Of the top 50 companies, just one - Chorus - had a female chief executive.
Campbell said getting women into executive positions was harder than on a board, and said it was disappointing that about 40 companies on the NZX had no females on their board.
"If you as a leader on a board make the decision that you are not going to have a gender imbalance on a board that's all it takes."
"There are plenty of women who are fully qualified and eager to fill board positions. It is absolutely not hard to do, it just needs the will to do it," he said.
"There is no obstacle is what I would say. The obstacle is one that is only in the minds of the people who are making the board decisions.
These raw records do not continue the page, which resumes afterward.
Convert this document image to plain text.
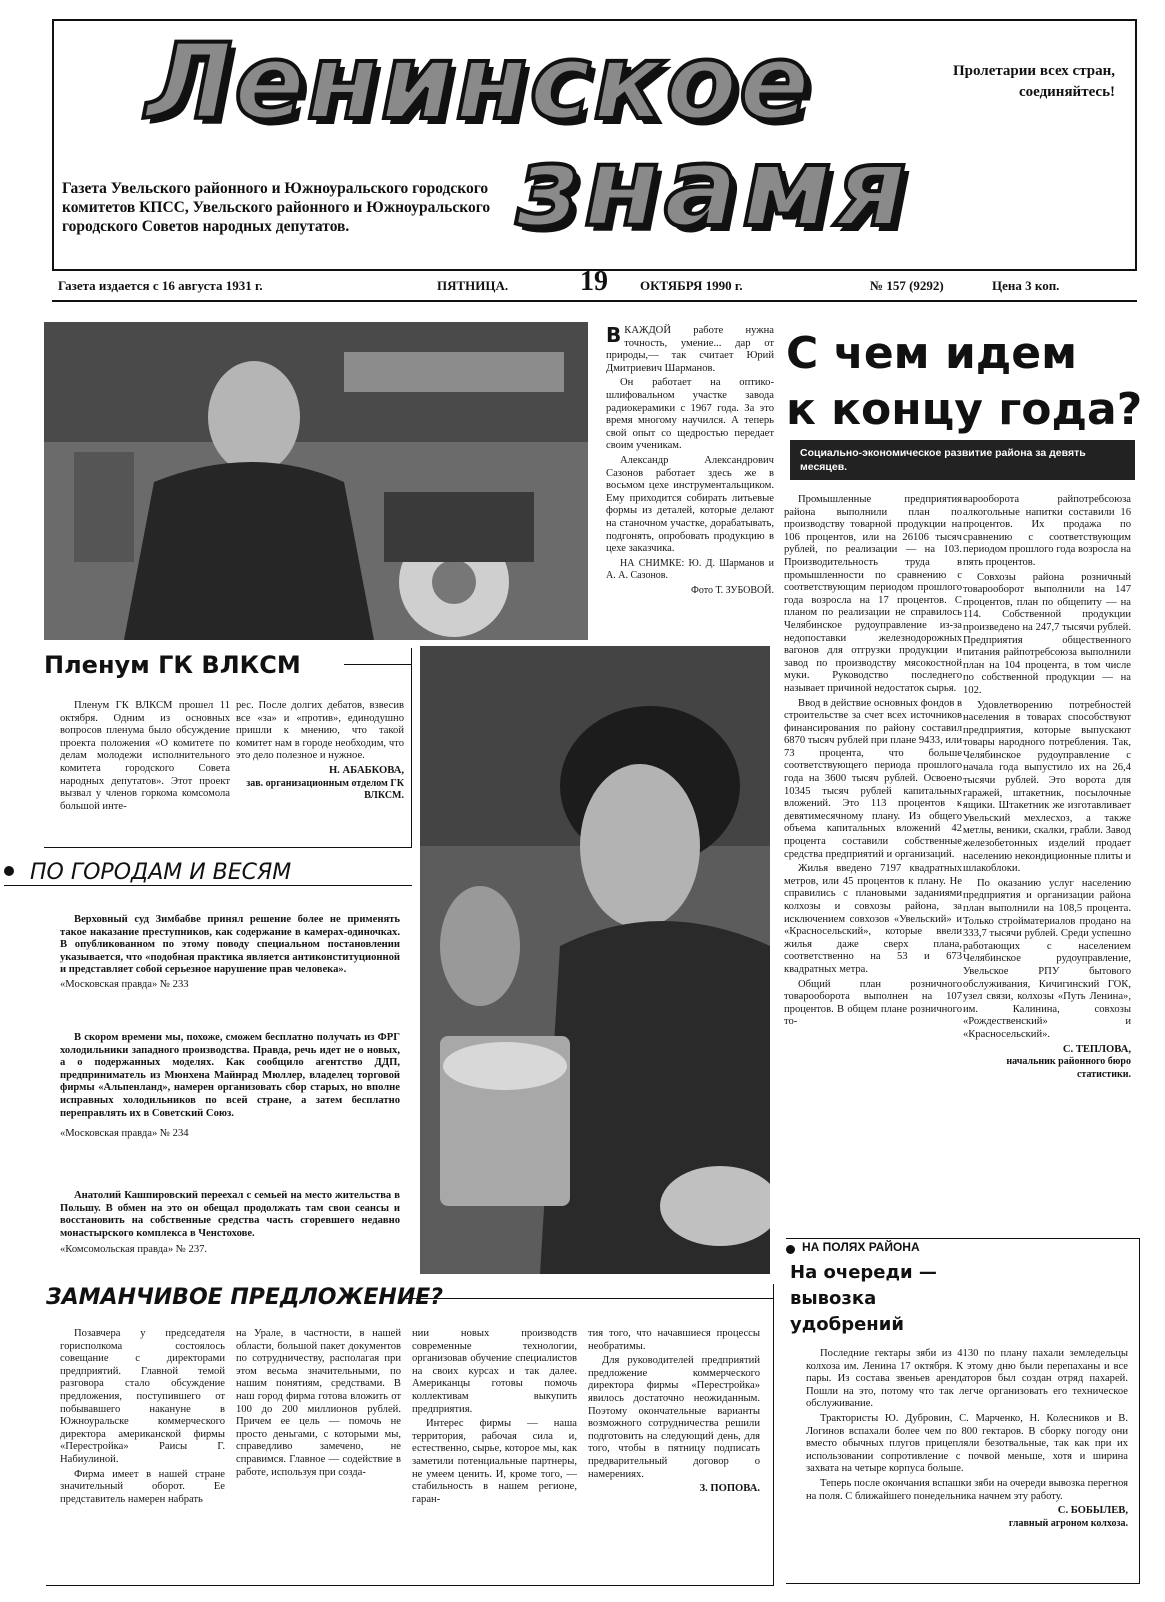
Ленинское
знамя
Пролетарии всех стран,
соединяйтесь!
Газета Увельского районного и Южноуральского городского комитетов КПСС, Увельского районного и Южноуральского городского Советов народных депутатов.
Газета издается с 16 августа 1931 г.	ПЯТНИЦА.	19 ОКТЯБРЯ 1990 г.	№ 157 (9292)	Цена 3 коп.

ВКАЖДОЙ работе нужна точность, умение... дар от природы,— так считает Юрий Дмитриевич Шарманов.

Он работает на оптико-шлифовальном участке завода радиокерамики с 1967 года. За это время многому научился. А теперь свой опыт со щедростью передает своим ученикам.

Александр Александрович Сазонов работает здесь же в восьмом цехе инструментальщиком. Ему приходится собирать литьевые формы из деталей, которые делают на станочном участке, дорабатывать, подгонять, опробовать продукцию в цехе заказчика.

НА СНИМКЕ: Ю. Д. Шарманов и А. А. Сазонов.

Фото Т. ЗУБОВОЙ.

С чем идем
к концу года?
Социально-экономическое развитие района за девять месяцев.

Промышленные предприятия района выполнили план по производству товарной продукции на 106 процентов, или на 26106 тысяч рублей, по реализации — на 103. Производительность труда в промышленности по сравнению с соответствующим периодом прошлого года возросла на 17 процентов. С планом по реализации не справилось Челябинское рудоуправление из-за недопоставки железнодорожных вагонов для отгрузки продукции и завод по производству мясокостной муки. Руководство последнего называет причиной недостаток сырья.

Ввод в действие основных фондов в строительстве за счет всех источников финансирования по району составил 6870 тысяч рублей при плане 9433, или 73 процента, что больше соответствующего периода прошлого года на 3600 тысяч рублей. Освоено 10345 тысяч рублей капитальных вложений. Это 113 процентов к девятимесячному плану. Из общего объема капитальных вложений 42 процента составили собственные средства предприятий и организаций.

Жилья введено 7197 квадратных метров, или 45 процентов к плану. Не справились с плановыми заданиями колхозы и совхозы района, за исключением совхозов «Увельский» и «Красносельский», которые ввели жилья даже сверх плана, соответственно на 53 и 673 квадратных метра.

Общий план розничного товарооборота выполнен на 107 процентов. В общем плане розничного то-

варооборота райпотребсоюза алкогольные напитки составили 16 процентов. Их продажа по сравнению с соответствующим периодом прошлого года возросла на пять процентов.

Совхозы района розничный товарооборот выполнили на 147 процентов, план по общепиту — на 114. Собственной продукции произведено на 247,7 тысячи рублей. Предприятия общественного питания райпотребсоюза выполнили план на 104 процента, в том числе по собственной продукции — на 102.

Удовлетворению потребностей населения в товарах способствуют предприятия, которые выпускают товары народного потребления. Так, Челябинское рудоуправление с начала года выпустило их на 26,4 тысячи рублей. Это ворота для гаражей, штакетник, посылочные ящики. Штакетник же изготавливает Увельский мехлесхоз, а также метлы, веники, скалки, грабли. Завод железобетонных изделий продает населению некондиционные плиты и шлакоблоки.

По оказанию услуг населению предприятия и организации района план выполнили на 108,5 процента. Только стройматериалов продано на 333,7 тысячи рублей. Среди успешно работающих с населением Челябинское рудоуправление, Увельское РПУ бытового обслуживания, Кичигинский ГОК, узел связи, колхозы «Путь Ленина», им. Калинина, совхозы «Рождественский» и «Красносельский».

С. ТЕПЛОВА,
начальник районного бюро статистики.
Пленум ГК ВЛКСМ

Пленум ГК ВЛКСМ прошел 11 октября. Одним из основных вопросов пленума было обсуждение проекта положения «О комитете по делам молодежи исполнительного комитета городского Совета народных депутатов». Этот проект вызвал у членов горкома комсомола большой инте-

рес. После долгих дебатов, взвесив все «за» и «против», единодушно пришли к мнению, что такой комитет нам в городе необходим, что это дело полезное и нужное.

Н. АБАБКОВА,
зав. организационным отделом ГК ВЛКСМ.
ПО ГОРОДАМ И ВЕСЯМ

Верховный суд Зимбабве принял решение более не применять такое наказание преступников, как содержание в камерах-одиночках. В опубликованном по этому поводу специальном постановлении указывается, что «подобная практика является антиконституционной и представляет собой серьезное нарушение прав человека».

«Московская правда» № 233

В скором времени мы, похоже, сможем бесплатно получать из ФРГ холодильники западного производства. Правда, речь идет не о новых, а о подержанных моделях. Как сообщило агентство ДДП, предприниматель из Мюнхена Майнрад Мюллер, владелец торговой фирмы «Альпенланд», намерен организовать сбор старых, но вполне исправных холодильников по всей стране, а затем бесплатно переправлять их в Советский Союз.

«Московская правда» № 234

Анатолий Кашпировский переехал с семьей на место жительства в Польшу. В обмен на это он обещал продолжать там свои сеансы и восстановить на собственные средства часть сгоревшего недавно монастырского комплекса в Ченстохове.

«Комсомольская правда» № 237.

ЗАМАНЧИВОЕ ПРЕДЛОЖЕНИЕ?

Позавчера у председателя горисполкома состоялось совещание с директорами предприятий. Главной темой разговора стало обсуждение предложения, поступившего от побывавшего накануне в Южноуральске коммерческого директора американской фирмы «Перестройка» Раисы Г. Набиулиной.

Фирма имеет в нашей стране значительный оборот. Ее представитель намерен набрать

на Урале, в частности, в нашей области, большой пакет документов по сотрудничеству, располагая при этом весьма значительными, по нашим понятиям, средствами. В наш город фирма готова вложить от 100 до 200 миллионов рублей. Причем ее цель — помочь не просто деньгами, с которыми мы, справедливо замечено, не справимся. Главное — содействие в работе, используя при созда-

нии новых производств современные технологии, организовав обучение специалистов на своих курсах и так далее. Американцы готовы помочь коллективам выкупить предприятия.

Интерес фирмы — наша территория, рабочая сила и, естественно, сырье, которое мы, как заметили потенциальные партнеры, не умеем ценить. И, кроме того, — стабильность в нашем регионе, гаран-

тия того, что начавшиеся процессы необратимы.

Для руководителей предприятий предложение коммерческого директора фирмы «Перестройка» явилось достаточно неожиданным. Поэтому окончательные варианты возможного сотрудничества решили подготовить на следующий день, для того, чтобы в пятницу подписать предварительный договор о намерениях.

З. ПОПОВА.
НА ПОЛЯХ РАЙОНА
На очереди —
вывозка
удобрений

Последние гектары зяби из 4130 по плану пахали земледельцы колхоза им. Ленина 17 октября. К этому дню были перепаханы и все пары. Из состава звеньев арендаторов был создан отряд пахарей. Пошли на это, потому что так легче организовать его техническое обслуживание.

Трактористы Ю. Дубровин, С. Марченко, Н. Колесников и В. Логинов вспахали более чем по 800 гектаров. В сборку погоду они вместо обычных плугов прицепляли безотвальные, так как при их использовании сопротивление с почвой меньше, хотя и ширина захвата на четыре корпуса больше.

Теперь после окончания вспашки зяби на очереди вывозка перегноя на поля. С ближайшего понедельника начнем эту работу.

С. БОБЫЛЕВ,
главный агроном колхоза.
That's what has got to change."
PwC chairwoman Michele Embling said the more women were appointed to boards, the more others would look to this and start to make changes as well.
One of the more encouraging changes she had seen was the shift in language around gender diversity, from what was previously viewed as a moral decision, to what she said was now viewed as a smart business decision.
Global Women chief executive Miranda Burdon said the "avalanche" of evidence highlighting the benefits of a diverse board and executive team backed this.
As part of the NZX push to increase reporting around gender statistics, the organisation introduced new rules in 2016 requiring NZX-listed companies to have a gender diversity ruling with measurable objectives which they would report against annually.
According to Chorus chair Patrick Strange, shareholder activism was a growing trend.
He said it was likely in the coming years that major investment firms would require
companies to have strong policies in place on gender equity otherwise they may refuse to invest.
He said moves in the UK to "name and shame" companies with no women on their boards or executive teams could also work well.
Miranda Burdon said although gender equality in companies needed to improve, it was important to note that a few years ago the number of women on boards was about 12 per cent - a figure which has since risen to almost 18 per cent.
"In this day and age there is no reason why a board should not have a 50/50 gender split," she said.
"Given the evidence around the positive impacts of a diverse board, it's almost irresponsible in that role now to not ensure that."